3. The interpretation put by the Special Bench on section 46(2) of the said Act is not correct in view of the judgment of this High Court in Ramkrishan Kulwantrai v. Commissioner of Sales Tax [1979] 44 STC 117. Section 46(2) of the Act provides as follows :

'46. (2) Prohibition against collection of tax in certain cases. - No person, who is not a registered dealer and liable to pay tax in respect of any sale or purchase, shall collect on the sale of any goods any sum by way of tax from any other person and no registered dealer shall collect any amount by way of tax in excess of the amount of tax payable by him under the provisions of this Act :

Provided that, this sub-section shall not apply where a person is required to collect such amount of the tax separately in order to company with the conditions and restrictions imposed on him under the provisions of any law for the time being in force.'

4. In Ramkrishan Kulwantrai's case [1979] 44 STC 117 the court held :

'To take, however, merely, the aggregate of the amounts collected by a registered dealer by way of tax and deduct from it the amount of tax payable by him and to forfeit the balance would be, as we have pointed out above, doing violence to the language and the meaning of section 46(2), as also to make a mockery of the intention of the legislature in enacting section 46.'

4. In that case the court held that the intention of the legislature was to prohibit collection of tax on every transaction of sale or purchase which was not exigible to tax. It would, therefore, follow that the order of remand made by the Tribunal is unsustainable in law.

5. In the present case, however, as the statement of the case clearly shows the respondent-company had become liable to pay purchase tax to the Government when it sold the goods or used them in contravention of the declarations made by it in the certificates issued by it in form 15. The amounts collected by it by way of tax was, as found by the Tribunal, equivalent to the amount of purchase tax which had become payable by it under section 14. The amount so collected is described in the debit notes themselves as purchase tax.
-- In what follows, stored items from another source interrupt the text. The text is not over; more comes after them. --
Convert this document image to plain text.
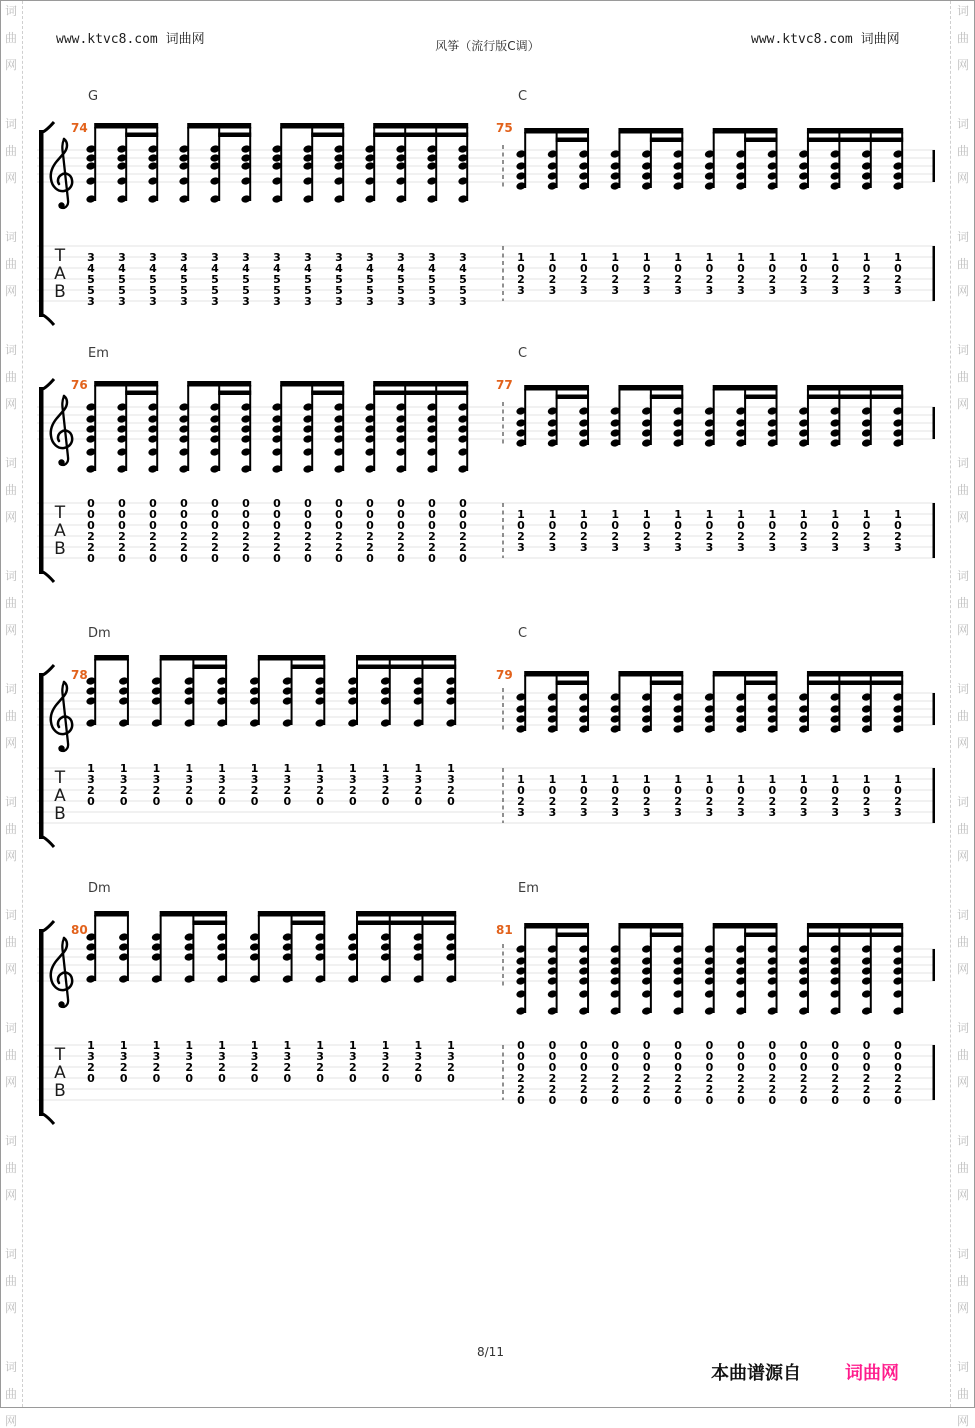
www.ktvc8.com 词曲网	风筝（流行版C调）	www.ktvc8.com 词曲网
词
曲
网
词
曲
网
词
曲
网
词
曲
网
词
曲
网
词
曲
网
词
曲
网
词
曲
网
词
曲
网
词
曲
网
词
曲
网
词
曲
网
词
曲
网
词
曲
网
词
曲
网
词
曲
网
词
曲
网
词
曲
网
词
曲
网
词
曲
网
词
曲
网
词
曲
网
词
曲
网
词
曲
网
词
曲
网
词
曲
网
T
A
B
74
G
3
4
5
5
3
3
4
5
5
3
3
4
5
5
3
3
4
5
5
3
3
4
5
5
3
3
4
5
5
3
3
4
5
5
3
3
4
5
5
3
3
4
5
5
3
3
4
5
5
3
3
4
5
5
3
3
4
5
5
3
3
4
5
5
3
75
C
1
0
2
3
1
0
2
3
1
0
2
3
1
0
2
3
1
0
2
3
1
0
2
3
1
0
2
3
1
0
2
3
1
0
2
3
1
0
2
3
1
0
2
3
1
0
2
3
1
0
2
3
T
A
B
76
Em
0
0
0
2
2
0
0
0
0
2
2
0
0
0
0
2
2
0
0
0
0
2
2
0
0
0
0
2
2
0
0
0
0
2
2
0
0
0
0
2
2
0
0
0
0
2
2
0
0
0
0
2
2
0
0
0
0
2
2
0
0
0
0
2
2
0
0
0
0
2
2
0
0
0
0
2
2
0
77
C
1
0
2
3
1
0
2
3
1
0
2
3
1
0
2
3
1
0
2
3
1
0
2
3
1
0
2
3
1
0
2
3
1
0
2
3
1
0
2
3
1
0
2
3
1
0
2
3
1
0
2
3
T
A
B
78
Dm
1
3
2
0
1
3
2
0
1
3
2
0
1
3
2
0
1
3
2
0
1
3
2
0
1
3
2
0
1
3
2
0
1
3
2
0
1
3
2
0
1
3
2
0
1
3
2
0
79
C
1
0
2
3
1
0
2
3
1
0
2
3
1
0
2
3
1
0
2
3
1
0
2
3
1
0
2
3
1
0
2
3
1
0
2
3
1
0
2
3
1
0
2
3
1
0
2
3
1
0
2
3
T
A
B
80
Dm
1
3
2
0
1
3
2
0
1
3
2
0
1
3
2
0
1
3
2
0
1
3
2
0
1
3
2
0
1
3
2
0
1
3
2
0
1
3
2
0
1
3
2
0
1
3
2
0
81
Em
0
0
0
2
2
0
0
0
0
2
2
0
0
0
0
2
2
0
0
0
0
2
2
0
0
0
0
2
2
0
0
0
0
2
2
0
0
0
0
2
2
0
0
0
0
2
2
0
0
0
0
2
2
0
0
0
0
2
2
0
0
0
0
2
2
0
0
0
0
2
2
0
0
0
0
2
2
0
8/11
本曲谱源自 词曲网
For the above reasons in our opinion, there was no contravention by the respondent-company of the provisions of section 46(2) and the Tribunal ought to have allowed the second appeal filed by the respondent-company and ought to have held that the said sum of Rs. 1,231.76 was not liable to be forfeited.

6. The question referred to us must, therefore, be answered in the affirmative, that is, in favour of the assessees and against the department, though for reasons different then upon which the Tribunal proceeded.

7. The applicant will pay to the respondent-company the costs of this reference.